Interoperability in Action – Volume 2


In follow up to my post about Open Source projects, here are more specifics about how we are addressing interoperability challenges. Solving interoperability issues requires building bridges because no other solution already exists. That’s what we are doing through different Open Source projects such as:



  • Microsoft is sponsoring four open source projects to help Web developers support information cards. These projects will implement software for specifying the Web site’s security policy and accepting information cards in: Java for Sun Java System Web Servers, Apache Tomcat, or IBM’s WebSphere Application Server, Ruby on Rails, C and PHP.

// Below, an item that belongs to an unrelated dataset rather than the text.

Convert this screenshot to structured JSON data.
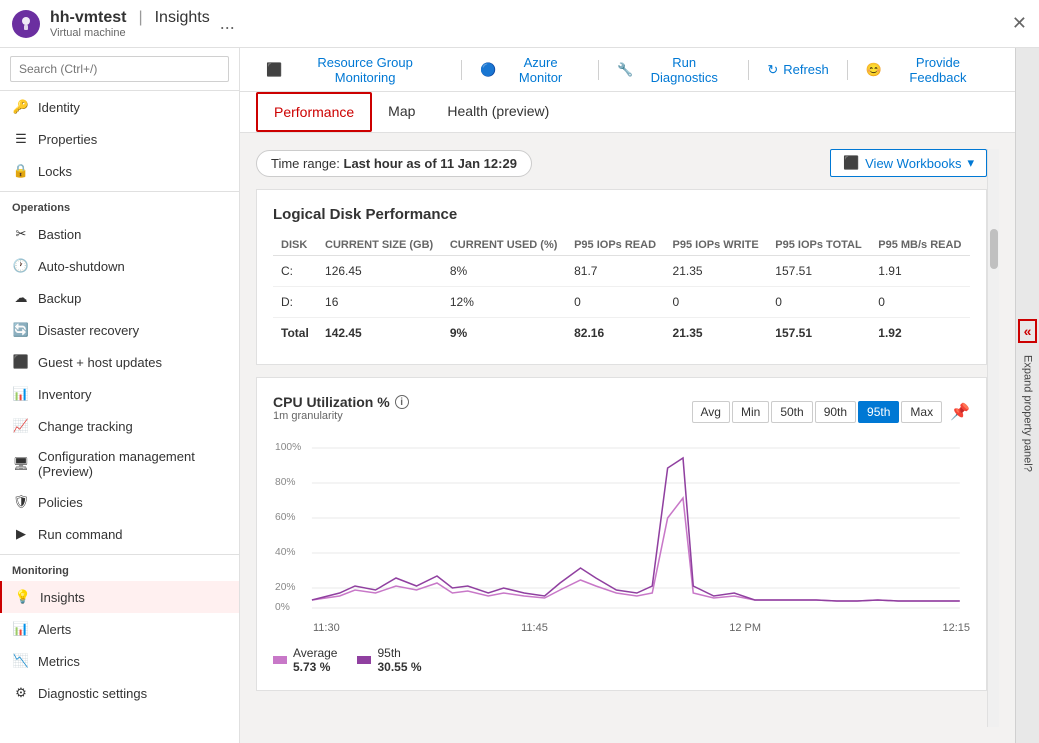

  • Similarly in the document interoperability space, Microsoft is sponsoring a series of open source translators: Open XML/ODF, Open XML/ China’s Uniform Office Format (UOF), Office Binary (doc, xls, ppt) Translator to Open XML. Still related to document interoperability, we are also developing the Document Interoperability Initiative (DII), announced last month, which is on its way around the world – first in Boston, then Seoul, soon Munich – with more locations to come.

  • As part of our continuing commitment to interoperability in the identity space, Microsoft has sponsored an open source project to enable interoperability between Microsoft Identity Lifecycle Manager (ILM) and OpenLDAP directories.

These projects are also aligned with the Open Source Interoperability Initiative . This is Microsoft’s engagement to increase interoperability with open source solutions to facilitate bilateral engagement between Microsoft and the open source community.


Under the Open Specification Promise (OSP) we are providing many protocols and formats, like SOAP (Web Services), Open XML, Office Binary (doc, xls, ppt) file formats and the Xaml Object Mapping Specification. Additionally, we are continuing to take steps toward fulfilling the interoperability principle of ensuring open connections to our high-volume products by releasing protocol documentation – to date a cumulative total of 44,000 pages. 


We look forward to hearing from you and your developers as we engage throughout this process.